Python 中的弹出（索引）操作如何工作？

Question

Below is a pop() operation of Python written in C.

static PyObject *
list_pop_impl(PyListObject *self, Py_ssize_t index)
/*[clinic end generated code: output=6bd69dcb3f17eca8 input=b83675976f329e6f]*/
{
    PyObject *v;
    int status;

    if (Py_SIZE(self) == 0) {
        /* Special-case most common failure cause */
        PyErr_SetString(PyExc_IndexError, "pop from empty list");
        return NULL;
    }
    if (index < 0)
        index += Py_SIZE(self);
    if (!valid_index(index, Py_SIZE(self))) {
        PyErr_SetString(PyExc_IndexError, "pop index out of range");
        return NULL;
    }
    v = self->ob_item[index];
    if (index == Py_SIZE(self) - 1) {
        status = list_resize(self, Py_SIZE(self) - 1);
        if (status >= 0)
            return v; /* and v now owns the reference the list had */
        else
            return NULL;
    }
    Py_INCREF(v);
    status = list_ass_slice(self, index, index+1, (PyObject *)NULL);
    if (status < 0) {
        Py_DECREF(v);
        return NULL;
    }
    return v;
}

I understand that pop(index) takes O(N) time. But there's no for statement here. It just returns v .

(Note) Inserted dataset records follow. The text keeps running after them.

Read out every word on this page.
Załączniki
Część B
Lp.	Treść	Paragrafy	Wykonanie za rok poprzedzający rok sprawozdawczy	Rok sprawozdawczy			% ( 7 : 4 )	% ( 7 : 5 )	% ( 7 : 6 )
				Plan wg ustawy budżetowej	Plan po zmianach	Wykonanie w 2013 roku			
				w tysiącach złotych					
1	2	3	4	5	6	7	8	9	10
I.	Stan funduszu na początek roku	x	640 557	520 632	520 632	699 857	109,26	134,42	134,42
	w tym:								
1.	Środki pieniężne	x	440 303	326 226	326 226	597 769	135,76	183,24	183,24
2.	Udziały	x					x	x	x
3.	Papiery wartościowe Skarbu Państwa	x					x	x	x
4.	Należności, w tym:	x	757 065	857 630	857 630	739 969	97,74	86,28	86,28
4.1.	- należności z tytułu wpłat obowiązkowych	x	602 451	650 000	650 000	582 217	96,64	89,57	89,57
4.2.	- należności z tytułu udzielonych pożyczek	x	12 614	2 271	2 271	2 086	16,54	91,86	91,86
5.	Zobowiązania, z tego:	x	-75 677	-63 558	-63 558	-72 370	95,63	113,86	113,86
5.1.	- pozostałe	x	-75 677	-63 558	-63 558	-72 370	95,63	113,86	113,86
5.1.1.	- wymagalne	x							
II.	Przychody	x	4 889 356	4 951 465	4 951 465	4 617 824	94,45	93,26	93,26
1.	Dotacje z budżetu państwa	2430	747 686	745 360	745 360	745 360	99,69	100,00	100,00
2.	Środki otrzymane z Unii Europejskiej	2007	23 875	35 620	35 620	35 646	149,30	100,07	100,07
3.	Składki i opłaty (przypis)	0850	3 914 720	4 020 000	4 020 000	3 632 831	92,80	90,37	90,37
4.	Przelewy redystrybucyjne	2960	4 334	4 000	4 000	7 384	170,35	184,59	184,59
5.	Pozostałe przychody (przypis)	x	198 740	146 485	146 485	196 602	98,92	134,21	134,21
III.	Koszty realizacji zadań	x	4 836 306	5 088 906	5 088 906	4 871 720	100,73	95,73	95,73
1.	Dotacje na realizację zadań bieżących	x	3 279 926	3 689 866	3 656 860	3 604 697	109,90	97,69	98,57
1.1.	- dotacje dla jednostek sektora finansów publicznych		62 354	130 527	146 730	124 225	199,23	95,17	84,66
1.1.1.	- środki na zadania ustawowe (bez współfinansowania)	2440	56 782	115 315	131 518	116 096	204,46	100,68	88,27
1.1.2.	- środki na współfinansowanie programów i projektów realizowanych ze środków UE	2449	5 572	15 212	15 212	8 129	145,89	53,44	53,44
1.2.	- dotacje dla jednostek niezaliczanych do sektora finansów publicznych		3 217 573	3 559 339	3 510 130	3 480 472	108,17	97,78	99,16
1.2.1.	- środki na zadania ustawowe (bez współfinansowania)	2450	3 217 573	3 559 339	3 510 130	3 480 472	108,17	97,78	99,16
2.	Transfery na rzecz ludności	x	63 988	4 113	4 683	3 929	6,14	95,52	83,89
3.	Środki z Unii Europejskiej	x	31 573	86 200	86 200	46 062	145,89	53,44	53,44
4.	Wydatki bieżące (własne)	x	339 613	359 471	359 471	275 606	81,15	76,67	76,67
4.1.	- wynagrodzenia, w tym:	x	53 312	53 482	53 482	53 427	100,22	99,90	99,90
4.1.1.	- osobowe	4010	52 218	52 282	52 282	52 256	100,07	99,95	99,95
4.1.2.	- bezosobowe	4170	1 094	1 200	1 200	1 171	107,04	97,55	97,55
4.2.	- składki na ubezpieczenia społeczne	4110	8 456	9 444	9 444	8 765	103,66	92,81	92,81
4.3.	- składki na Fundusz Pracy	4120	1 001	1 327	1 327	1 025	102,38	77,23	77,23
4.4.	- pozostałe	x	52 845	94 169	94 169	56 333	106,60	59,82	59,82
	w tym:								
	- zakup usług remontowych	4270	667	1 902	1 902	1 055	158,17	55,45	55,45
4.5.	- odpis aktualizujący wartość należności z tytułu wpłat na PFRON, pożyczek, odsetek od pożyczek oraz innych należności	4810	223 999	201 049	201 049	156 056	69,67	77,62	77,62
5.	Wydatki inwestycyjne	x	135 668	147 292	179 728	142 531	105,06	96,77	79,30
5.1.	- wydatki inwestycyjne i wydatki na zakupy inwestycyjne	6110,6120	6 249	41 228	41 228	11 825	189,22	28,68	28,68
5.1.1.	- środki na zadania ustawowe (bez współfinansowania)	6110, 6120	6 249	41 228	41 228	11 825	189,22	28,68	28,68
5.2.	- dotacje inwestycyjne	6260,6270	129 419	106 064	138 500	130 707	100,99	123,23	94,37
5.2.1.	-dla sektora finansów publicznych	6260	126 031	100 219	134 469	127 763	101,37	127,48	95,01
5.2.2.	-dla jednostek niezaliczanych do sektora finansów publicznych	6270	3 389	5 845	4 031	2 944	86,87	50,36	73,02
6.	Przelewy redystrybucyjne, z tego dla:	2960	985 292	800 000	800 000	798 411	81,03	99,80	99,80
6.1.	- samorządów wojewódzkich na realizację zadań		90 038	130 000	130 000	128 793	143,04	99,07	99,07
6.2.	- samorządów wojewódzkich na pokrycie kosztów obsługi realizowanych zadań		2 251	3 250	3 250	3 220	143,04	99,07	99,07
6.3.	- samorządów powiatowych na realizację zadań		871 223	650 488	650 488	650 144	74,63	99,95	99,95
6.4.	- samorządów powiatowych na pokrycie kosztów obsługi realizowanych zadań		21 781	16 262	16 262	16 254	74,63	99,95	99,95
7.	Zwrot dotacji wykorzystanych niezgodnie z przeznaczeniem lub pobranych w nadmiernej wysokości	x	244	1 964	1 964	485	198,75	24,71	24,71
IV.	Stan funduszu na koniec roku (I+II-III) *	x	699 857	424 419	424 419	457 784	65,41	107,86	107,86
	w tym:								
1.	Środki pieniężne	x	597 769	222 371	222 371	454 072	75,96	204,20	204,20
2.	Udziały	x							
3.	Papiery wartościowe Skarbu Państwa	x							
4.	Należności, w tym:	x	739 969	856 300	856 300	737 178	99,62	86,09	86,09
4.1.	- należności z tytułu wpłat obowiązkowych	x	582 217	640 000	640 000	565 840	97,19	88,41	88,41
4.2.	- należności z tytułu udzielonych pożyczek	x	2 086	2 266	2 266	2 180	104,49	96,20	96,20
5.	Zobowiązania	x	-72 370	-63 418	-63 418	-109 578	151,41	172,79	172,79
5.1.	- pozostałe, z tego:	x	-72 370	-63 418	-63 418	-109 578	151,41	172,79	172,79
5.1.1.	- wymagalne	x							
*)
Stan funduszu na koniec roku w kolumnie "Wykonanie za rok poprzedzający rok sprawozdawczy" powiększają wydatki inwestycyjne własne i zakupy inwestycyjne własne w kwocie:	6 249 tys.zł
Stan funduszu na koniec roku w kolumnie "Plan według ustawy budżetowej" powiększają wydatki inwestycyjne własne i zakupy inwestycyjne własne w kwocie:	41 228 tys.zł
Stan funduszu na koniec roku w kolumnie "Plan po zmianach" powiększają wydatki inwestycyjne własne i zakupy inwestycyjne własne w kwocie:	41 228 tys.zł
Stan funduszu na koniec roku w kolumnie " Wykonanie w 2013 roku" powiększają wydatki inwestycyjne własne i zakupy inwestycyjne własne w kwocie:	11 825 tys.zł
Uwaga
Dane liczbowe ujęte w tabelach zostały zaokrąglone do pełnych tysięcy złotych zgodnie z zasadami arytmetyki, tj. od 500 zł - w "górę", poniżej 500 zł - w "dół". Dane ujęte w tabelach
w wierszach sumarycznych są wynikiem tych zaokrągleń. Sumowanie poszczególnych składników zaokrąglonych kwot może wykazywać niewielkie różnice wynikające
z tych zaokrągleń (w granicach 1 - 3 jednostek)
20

If pop(0) , does Python move all the pointers inside the list forward one by one?

Answer 1

Recall that at the C level, a list is an array of pointers to the objects contained in the list.

In the code above, it calls list_ass_slice() which literally just calls memmove() to relocate the pointers after the popped element.

From Objects/listobject.c:list_ass_slice() :

    if (d < 0) { /* Delete -d items */
        Py_ssize_t tail;
        tail = (Py_SIZE(a) - ihigh) * sizeof(PyObject *);
        memmove(&item[ihigh+d], &item[ihigh], tail);

The O(N) is a reflection of the time it takes to relocate (up to) N objects of sizeof(PyObject *) bytes.